Building Relationships


Last week was homecoming. On Friday, spirit day, my ninth graders were wound up. Excited about the homecoming pep rally (their first for which most paid a dollar) the buzz in the room swirled around the parade, the game and the dance. Sensing that the lesson I had planned wouldn't be very effective against the lure of homecoming and after a few weekly essentials we abandoned our agenda. Instead of scoring their AP Human Geography essays with the state's writing rubric, we talked about the meaning of homecoming and I painted spirit designs on their faces. Of course, my administrator came into my classroom for a classroom walk through. My assessing administrator had yet to walk through my classroom though the principal has, twice. Face painting was not the first impression I wanted the administrator to have of my teaching, but when I laughed about the Murphy's law of it with my principal at the football game later that evening, she said to me, "you were building relationships." And you know what? We were. I am building relationships. I am also sowing seeds of school spirit and pride.

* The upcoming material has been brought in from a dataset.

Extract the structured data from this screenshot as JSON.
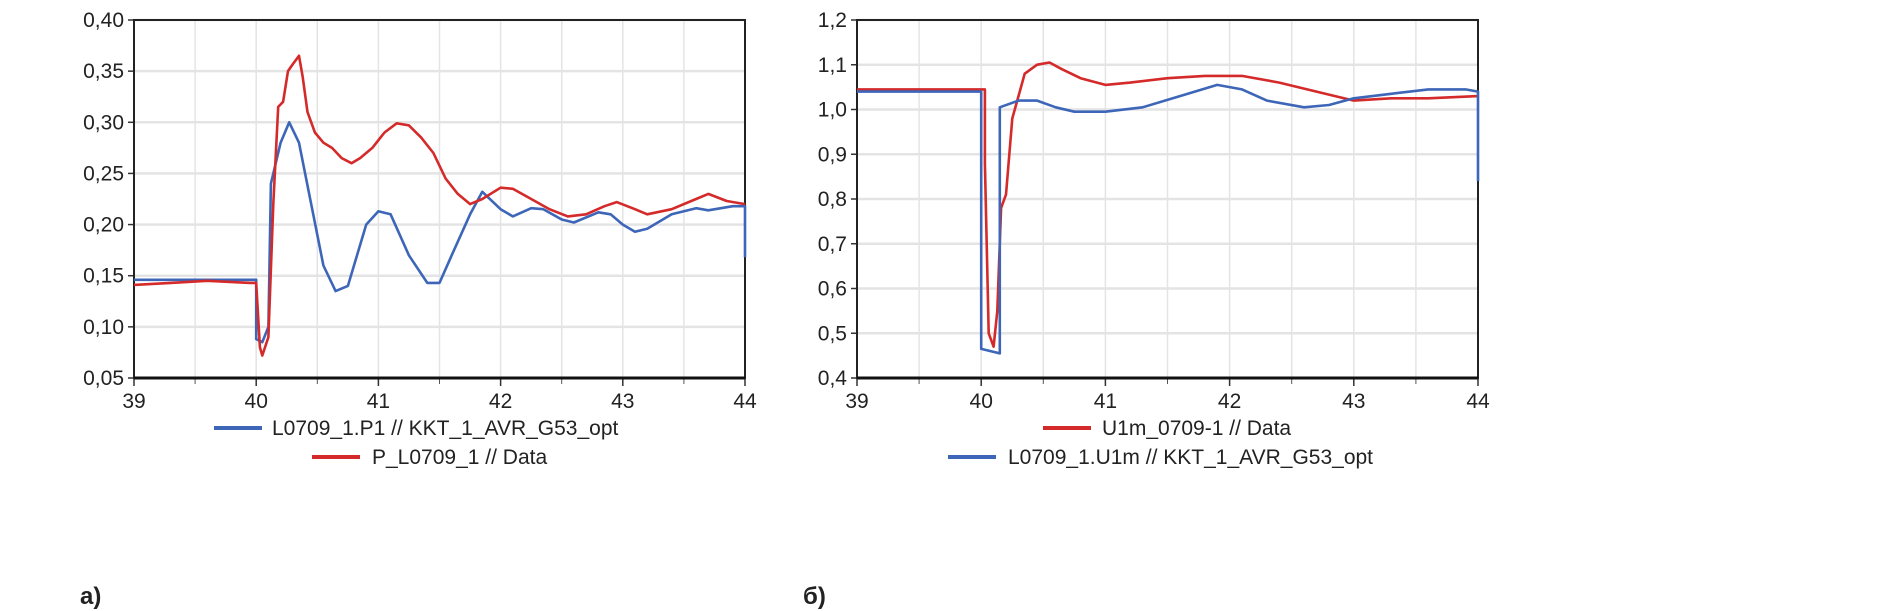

Do I feel guilty about giving up instructional time to something that seems so frivolous on the surface? I do. However, in the near twenty years I've been teaching I've grown to be more of a realist. I chose to spend some instructional time (25 minutes a class period) building relationships and school spirit. I chose to connect. My freshmen had never experienced homecoming--this was a big high school moment for them. Did I sit behind my computer? Did I put a movie on and grade papers? Did I give students unstructured "free time"? No, no and no. I think there are many ways we teachers can choose to spend instructional time and though some moments may seem frivolous, we're teaching just the same.